こうして本人は一生懸命やっているのに、自由な表現にはたどり着けない。もちろんさらっとも歌えず、劣等感に苛まれる…そうなるともう面白くもなんともないので「歌なんか嫌いだ!」となってしまう人も多いのです。
さらっと歌えてしまう人の特徴
さて一方、あまり苦労せず、最初からさらっと歌えて、カラオケでもソコソコの点数も出てしまうような人は、歌や声優のキャリアの初期からある程度の音域、特に高い声にも困りませんし、いろんなことが器用にできます。要するに音楽性を素直に出せる人が多いわけです。
こういう方は声帯が小さかったり、とにかく歌うことが好き、表現に対して劣等感がないというタイプが多いように思います。
※あくまで私見ですが、数え切れないほどの生徒さんや共演者の皆さんを見てきての感想です。
さらに調子の落差も少ないし、先生の言われたことをすぐにソコソコのレベルでこなせてしまうので、たとえば音楽大学の声楽科でも、入学時から扱いやすく、スタードダッシュを決めてしまえるのです。
もういいことづくめのようにも感じますよね…しかし、しかしです。このタイプは…
…詳しくは後の項で解説しますね。
第一線で活躍し続けている人はどちらのタイプ?
ではさらっと、なんとなくコントロールもできて上手く歌える人の方が幸せか…というと「いや、それは違うぞ」と言いたいのです。
なぜなら、第一線で歌い続けている人は、どちらのタイプであっても、結局、本物の表現をしているからです。そうでないと、どんなに上手くても伝わらない…感動を作り出せない、自然な人の感動を大きく映し出せない…つまり多くの人へ伝えることができないからです。
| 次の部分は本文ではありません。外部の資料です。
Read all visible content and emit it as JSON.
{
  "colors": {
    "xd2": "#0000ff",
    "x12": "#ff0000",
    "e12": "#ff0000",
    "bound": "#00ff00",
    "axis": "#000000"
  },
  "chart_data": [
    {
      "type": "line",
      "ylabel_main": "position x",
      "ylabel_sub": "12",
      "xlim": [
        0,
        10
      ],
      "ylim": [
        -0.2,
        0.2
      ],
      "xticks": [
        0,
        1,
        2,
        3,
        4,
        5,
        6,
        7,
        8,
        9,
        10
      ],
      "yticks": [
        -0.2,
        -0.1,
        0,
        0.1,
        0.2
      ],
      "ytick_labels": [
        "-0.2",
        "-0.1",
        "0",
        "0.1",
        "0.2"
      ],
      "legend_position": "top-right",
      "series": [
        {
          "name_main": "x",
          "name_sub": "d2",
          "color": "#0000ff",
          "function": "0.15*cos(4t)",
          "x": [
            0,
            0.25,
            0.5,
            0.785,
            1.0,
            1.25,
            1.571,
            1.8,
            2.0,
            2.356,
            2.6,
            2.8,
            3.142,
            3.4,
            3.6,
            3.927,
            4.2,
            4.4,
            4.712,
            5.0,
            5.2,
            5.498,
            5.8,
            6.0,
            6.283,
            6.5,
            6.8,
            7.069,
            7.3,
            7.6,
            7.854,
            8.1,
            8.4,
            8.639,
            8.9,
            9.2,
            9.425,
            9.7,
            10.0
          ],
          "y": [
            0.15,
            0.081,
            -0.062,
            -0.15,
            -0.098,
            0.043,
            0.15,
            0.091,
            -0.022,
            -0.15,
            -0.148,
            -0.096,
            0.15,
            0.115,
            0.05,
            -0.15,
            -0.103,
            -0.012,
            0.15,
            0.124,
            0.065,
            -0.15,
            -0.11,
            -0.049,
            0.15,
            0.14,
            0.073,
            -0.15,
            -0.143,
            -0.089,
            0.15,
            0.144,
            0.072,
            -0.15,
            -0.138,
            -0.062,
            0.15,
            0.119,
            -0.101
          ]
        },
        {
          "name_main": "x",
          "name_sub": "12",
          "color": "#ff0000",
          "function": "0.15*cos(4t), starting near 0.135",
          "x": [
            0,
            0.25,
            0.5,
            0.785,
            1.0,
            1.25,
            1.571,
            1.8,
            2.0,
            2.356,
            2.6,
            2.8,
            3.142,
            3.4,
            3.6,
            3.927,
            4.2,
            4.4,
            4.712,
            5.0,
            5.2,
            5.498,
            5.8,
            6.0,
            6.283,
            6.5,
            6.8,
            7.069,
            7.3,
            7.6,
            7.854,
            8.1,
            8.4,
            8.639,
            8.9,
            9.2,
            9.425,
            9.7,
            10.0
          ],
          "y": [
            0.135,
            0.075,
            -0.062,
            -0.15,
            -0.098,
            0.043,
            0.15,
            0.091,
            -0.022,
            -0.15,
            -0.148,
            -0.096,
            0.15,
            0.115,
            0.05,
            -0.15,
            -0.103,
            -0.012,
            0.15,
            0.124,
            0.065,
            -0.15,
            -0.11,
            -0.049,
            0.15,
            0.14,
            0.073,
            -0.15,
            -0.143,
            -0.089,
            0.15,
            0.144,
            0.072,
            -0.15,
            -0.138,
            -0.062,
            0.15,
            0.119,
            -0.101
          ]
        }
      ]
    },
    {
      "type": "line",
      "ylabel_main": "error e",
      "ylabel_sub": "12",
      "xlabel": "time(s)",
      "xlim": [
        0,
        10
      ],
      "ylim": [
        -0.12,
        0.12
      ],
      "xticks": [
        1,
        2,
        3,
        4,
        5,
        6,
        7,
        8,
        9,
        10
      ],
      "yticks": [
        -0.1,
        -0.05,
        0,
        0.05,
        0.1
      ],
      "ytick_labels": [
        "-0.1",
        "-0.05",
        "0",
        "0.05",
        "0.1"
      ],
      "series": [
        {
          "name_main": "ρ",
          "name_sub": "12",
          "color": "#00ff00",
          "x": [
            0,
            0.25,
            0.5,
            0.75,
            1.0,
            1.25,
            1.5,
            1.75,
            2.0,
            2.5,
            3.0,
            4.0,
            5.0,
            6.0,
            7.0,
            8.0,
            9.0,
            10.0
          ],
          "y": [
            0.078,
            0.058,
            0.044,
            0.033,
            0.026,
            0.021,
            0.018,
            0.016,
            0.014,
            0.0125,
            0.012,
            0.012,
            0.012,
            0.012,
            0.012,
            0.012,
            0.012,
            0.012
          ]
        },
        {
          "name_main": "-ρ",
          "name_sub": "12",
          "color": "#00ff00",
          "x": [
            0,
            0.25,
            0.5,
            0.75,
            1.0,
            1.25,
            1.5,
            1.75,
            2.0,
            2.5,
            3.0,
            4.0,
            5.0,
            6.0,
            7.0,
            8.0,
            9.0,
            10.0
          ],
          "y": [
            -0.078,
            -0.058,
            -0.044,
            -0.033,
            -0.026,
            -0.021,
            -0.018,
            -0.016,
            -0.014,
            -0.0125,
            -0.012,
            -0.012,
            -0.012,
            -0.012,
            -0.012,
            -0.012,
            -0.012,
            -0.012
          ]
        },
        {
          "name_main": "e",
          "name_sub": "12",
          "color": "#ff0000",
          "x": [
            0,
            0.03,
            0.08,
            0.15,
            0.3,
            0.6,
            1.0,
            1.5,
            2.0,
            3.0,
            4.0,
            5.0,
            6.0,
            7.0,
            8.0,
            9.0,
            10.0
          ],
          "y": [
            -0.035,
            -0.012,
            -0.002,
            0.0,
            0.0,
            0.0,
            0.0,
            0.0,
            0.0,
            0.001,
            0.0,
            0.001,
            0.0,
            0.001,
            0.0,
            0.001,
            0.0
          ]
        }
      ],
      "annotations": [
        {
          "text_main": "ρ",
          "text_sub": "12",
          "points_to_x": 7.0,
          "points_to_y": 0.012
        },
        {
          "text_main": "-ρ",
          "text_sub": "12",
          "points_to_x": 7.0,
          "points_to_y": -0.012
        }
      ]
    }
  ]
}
これは流行りの問題もあります。軽くて情熱的ではない方が特に若い世代にはウケる時代もあるのです。アイドルなどは、親しみやすさが求められる時代には、強い情熱が、圧力や近寄りがたい雰囲気と捉えられて敬遠されることもあり、さらっとまあそこそこできれば良いという場合もあるのです。声優さん、俳優さんにおいても同じことが言えます。しかし、それはやはり勿体無いなあと思いますし、そういう声の出し方は体を使い切らないために、徐々に年齢に勝てなくなったりします。